My preview before the argument suggested that the Justices might see the case as a balance between the arguable unfairness of letting Montanile spend the plan’s funds against the stark – even formalistic – lines of the existing cases, and that the federal government’s willingness to support Montanile well could sound the death knell for the plan’s position here. A colloquy between Anders and Justice Ruth Bader Ginsburg – one of the Great-West dissenters – suggests that the federal government’s position well might be important to Montanile. The colloquy began with Ginsburg noting that in Great-West the “government filed on the side of the plan,” and asking “[w]hat led the government to shift its position?” Anders explained that the government had “tak[en] a somewhat broader view of equitable relief than the Court ended up adopting in” Great West. Justice Anthony Kennedy interjected, “So you took your position [here] because of Great-West?,” and Anders responded, “That’s absolutely right.”

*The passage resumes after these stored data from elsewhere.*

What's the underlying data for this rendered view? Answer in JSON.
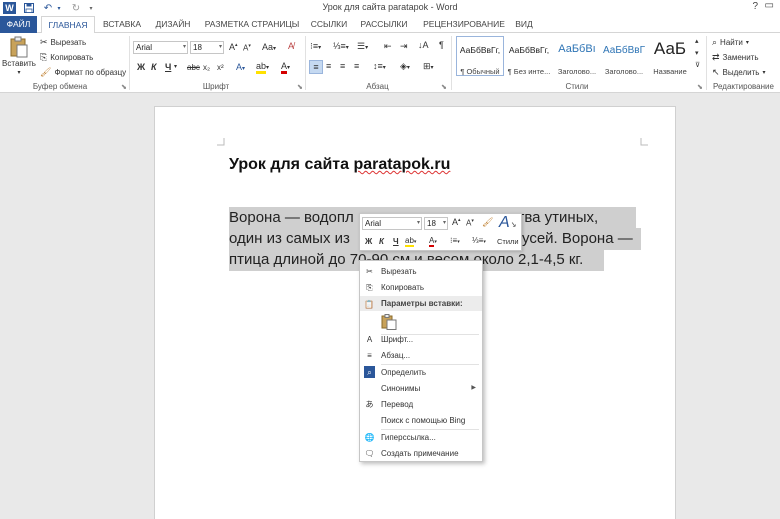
{
  "window": {
    "title": "Урок для сайта paratapok - Word",
    "help": "?",
    "app_letter": "W"
  },
  "tabs": [
    {
      "label": "ФАЙЛ"
    },
    {
      "label": "ГЛАВНАЯ"
    },
    {
      "label": "ВСТАВКА"
    },
    {
      "label": "ДИЗАЙН"
    },
    {
      "label": "РАЗМЕТКА СТРАНИЦЫ"
    },
    {
      "label": "ССЫЛКИ"
    },
    {
      "label": "РАССЫЛКИ"
    },
    {
      "label": "РЕЦЕНЗИРОВАНИЕ"
    },
    {
      "label": "ВИД"
    }
  ],
  "clipboard": {
    "paste": "Вставить",
    "cut": "Вырезать",
    "copy": "Копировать",
    "format_painter": "Формат по образцу",
    "group": "Буфер обмена"
  },
  "font": {
    "name": "Arial",
    "size": "18",
    "grow": "A",
    "shrink": "A",
    "case": "Aa",
    "bold": "Ж",
    "italic": "К",
    "underline": "Ч",
    "strike": "abc",
    "subscript": "x₂",
    "superscript": "x²",
    "group": "Шрифт"
  },
  "paragraph": {
    "group": "Абзац",
    "pilcrow": "¶"
  },
  "styles": {
    "group": "Стили",
    "items": [
      {
        "preview": "АаБбВвГг,",
        "name": "¶ Обычный"
      },
      {
        "preview": "АаБбВвГг,",
        "name": "¶ Без инте..."
      },
      {
        "preview": "АаБбВı",
        "name": "Заголово..."
      },
      {
        "preview": "АаБбВвГ",
        "name": "Заголово..."
      },
      {
        "preview": "АаБ",
        "name": "Название"
      }
    ]
  },
  "editing": {
    "find": "Найти",
    "replace": "Заменить",
    "select": "Выделить",
    "group": "Редактирование"
  },
  "document": {
    "heading_prefix": "Урок для сайта ",
    "heading_link": "paratapok.ru",
    "line1_a": "Ворона — водопл",
    "line1_b": "ства утиных,",
    "line2_a": "один из самых из",
    "line2_b": "усей. Ворона —",
    "line3": "птица длиной до 70-90 см и весом около 2,1-4,5 кг."
  },
  "minibar": {
    "font": "Arial",
    "size": "18",
    "bold": "Ж",
    "italic": "К",
    "underline": "Ч",
    "styles": "Стили"
  },
  "context_menu": {
    "cut": "Вырезать",
    "copy": "Копировать",
    "paste_header": "Параметры вставки:",
    "font": "Шрифт...",
    "paragraph": "Абзац...",
    "define": "Определить",
    "synonyms": "Синонимы",
    "translate": "Перевод",
    "bing": "Поиск с помощью Bing",
    "hyperlink": "Гиперссылка...",
    "comment": "Создать примечание"
  },
  "colors": {
    "accent": "#2b579a",
    "selection": "#cfcfcf",
    "font_color": "#d40000",
    "highlight": "#ffe100"
  }
}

As the Justices will recall, the government traditionally has taken a broad view of the remedies available under ERISA. It argued unsuccessfully for a broad remedy in both Mertens v. Hewitt Associates (the first case on the topic) and Great-West. So it seems likely that the government only reluctantly decided to argue for the narrower remedy here. Indeed, the Justices well might think that the government searched for every plausible argument to distinguish Great-West before giving up and arguing for the narrow remedy. I should add – perhaps some of those reading the post will think it relevant that I argued on behalf of the government in Mertens.
I come away from the argument thinking that the plan’s chances are even slimmer than they were based on the briefs, at least in part because the argument does not seem to have opened any hole in Montanile’s position. The real question, though, will be what the Justices think when they go back to the treatises – the argument suggested several of them are independently engaged with the specific details of the old equitable doctrines. At this point, I think that is the best shot for the plan to eke out a victory.